Aside from the departmental resistance the proposal encountered, the main problem was developing a format and mechanism through which to share the information. The data was disorganised, and many items of spending were labelled according to technical budget terminology, making them difficult to everyday citizens to understand.
To meet the challenge, the CGU engaged SERPRO, a government data agency, to develop a platform that was simple to use and could display information effectively. This led to the creation of the Transparency Portal of the Federal Government. The platform allows users to search data by multiple categories (for example, by public servants and areas of expenditure) and download information via spreadsheets. The platform can be used without a password or log in information and budget terminology has been rendered into more accessible language. The process of collating spending information and developing the portal lasted from June 2003 until November 2004, when the platform was launched, and was overseen by a specially appointed working group operating within the CGU.
The amount and type of spending data has been gradually expanded since the portal’s creation. The platform gives users oversight over four broad areas of government finance: the implementation of budgetary spending; the allocation of central government resources to states, individuals or companies; records of government and individual expenses and public sector revenue. Information is updated on a daily or monthly basis.
The platform also contains a list of companies convicted of fraud in relation to public sector contracts. More recently, specific sections have been added detailing government spending for the 2014 World Cup and 2016 Olympics.
The portal’s launch was accompanied by a public engagement program to encourage citizens to make use of the information. This included television advertisements, training events and competitions.
The desire for public involvement is reflected in the platform itself. Feedback can be provided within any section of the portal and additions to search terms and downloadable data have been made as a result of public suggestions. There is also a discrete channel for users to report financial misconduct without compromising their identity.
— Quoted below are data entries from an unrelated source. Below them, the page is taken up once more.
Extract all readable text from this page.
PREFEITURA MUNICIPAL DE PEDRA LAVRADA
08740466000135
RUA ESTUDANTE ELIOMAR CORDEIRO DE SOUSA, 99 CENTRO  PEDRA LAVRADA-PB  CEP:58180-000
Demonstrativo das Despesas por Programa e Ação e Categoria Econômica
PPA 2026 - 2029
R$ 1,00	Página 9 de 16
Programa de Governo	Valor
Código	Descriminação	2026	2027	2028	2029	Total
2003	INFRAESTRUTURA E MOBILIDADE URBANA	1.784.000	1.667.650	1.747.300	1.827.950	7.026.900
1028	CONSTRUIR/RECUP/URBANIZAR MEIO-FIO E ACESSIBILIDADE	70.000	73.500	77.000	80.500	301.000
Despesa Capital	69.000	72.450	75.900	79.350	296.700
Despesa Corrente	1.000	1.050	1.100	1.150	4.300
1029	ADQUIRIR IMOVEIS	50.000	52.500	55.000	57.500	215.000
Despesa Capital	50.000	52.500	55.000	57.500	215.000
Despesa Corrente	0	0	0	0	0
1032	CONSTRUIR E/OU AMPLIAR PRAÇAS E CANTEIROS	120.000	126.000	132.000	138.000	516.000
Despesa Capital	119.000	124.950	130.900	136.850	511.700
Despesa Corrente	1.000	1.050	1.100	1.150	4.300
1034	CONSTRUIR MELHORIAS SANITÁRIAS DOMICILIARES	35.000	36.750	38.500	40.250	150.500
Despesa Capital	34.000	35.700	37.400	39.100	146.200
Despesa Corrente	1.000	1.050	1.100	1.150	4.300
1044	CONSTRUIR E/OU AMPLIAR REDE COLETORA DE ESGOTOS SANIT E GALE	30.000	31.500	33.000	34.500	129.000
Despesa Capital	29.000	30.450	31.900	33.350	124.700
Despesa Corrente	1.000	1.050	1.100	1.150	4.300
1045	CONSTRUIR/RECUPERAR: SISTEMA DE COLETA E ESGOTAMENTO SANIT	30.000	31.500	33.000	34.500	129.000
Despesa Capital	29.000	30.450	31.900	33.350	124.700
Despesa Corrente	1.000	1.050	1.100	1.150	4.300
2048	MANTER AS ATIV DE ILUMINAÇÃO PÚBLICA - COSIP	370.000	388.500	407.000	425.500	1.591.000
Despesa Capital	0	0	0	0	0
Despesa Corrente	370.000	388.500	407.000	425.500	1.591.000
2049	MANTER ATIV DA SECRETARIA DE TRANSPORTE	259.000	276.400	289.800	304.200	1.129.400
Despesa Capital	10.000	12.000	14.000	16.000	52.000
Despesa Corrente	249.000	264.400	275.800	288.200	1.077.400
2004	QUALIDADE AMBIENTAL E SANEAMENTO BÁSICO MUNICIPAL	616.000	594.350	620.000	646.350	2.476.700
The CGU uses the platform to search for corruption on an ongoing basis. One notable discovery was a tax avoidance scheme whereby wealthy Brazilians were registering expensive cars under the names of welfare recipients.
The impact of government monitoring has been extended by civic activism. Data from the portal has spawned Where Did My Money Go?, a website set up to monitor how tax revenue is spent. Open Accounts, a civic group, trains journalists to use the portal and has helped enshrine the tool as a vital resource. A 2011 story exposed a senior government official who had charged $30,000 of personal spending to his government account, forcing him to repay it. In another case, Matilde Ribeiro, formerly the Minister of Promotion of Racial Equality, was forced to resign following an examination of her government credit card expenses by the media. The rise in scrutiny brought about by the platform led to a 25% decline in expense claims following its launch.
Despite the Transparency Portal’s success, corruption remains a formidable problem in Brazil. In 2014, Transparency International ranked Brazil 69th out of 175 states and emphasised the endemic levels of corruption in Brazil’s legal system. Corruption was estimated to have cost the country close to $40 billion in 2008 according to an investigation by Sao Paulo industry representatives.
Nevertheless, the platform has won a number of international awards. It was recognised at the 2008 UN convention against corruption, and at two international anti-corruption summits in 2009. It has also led other states in South and Central America (Chile, El Salvador and Mexico) to follow suit and copy the Transparency Portal concept.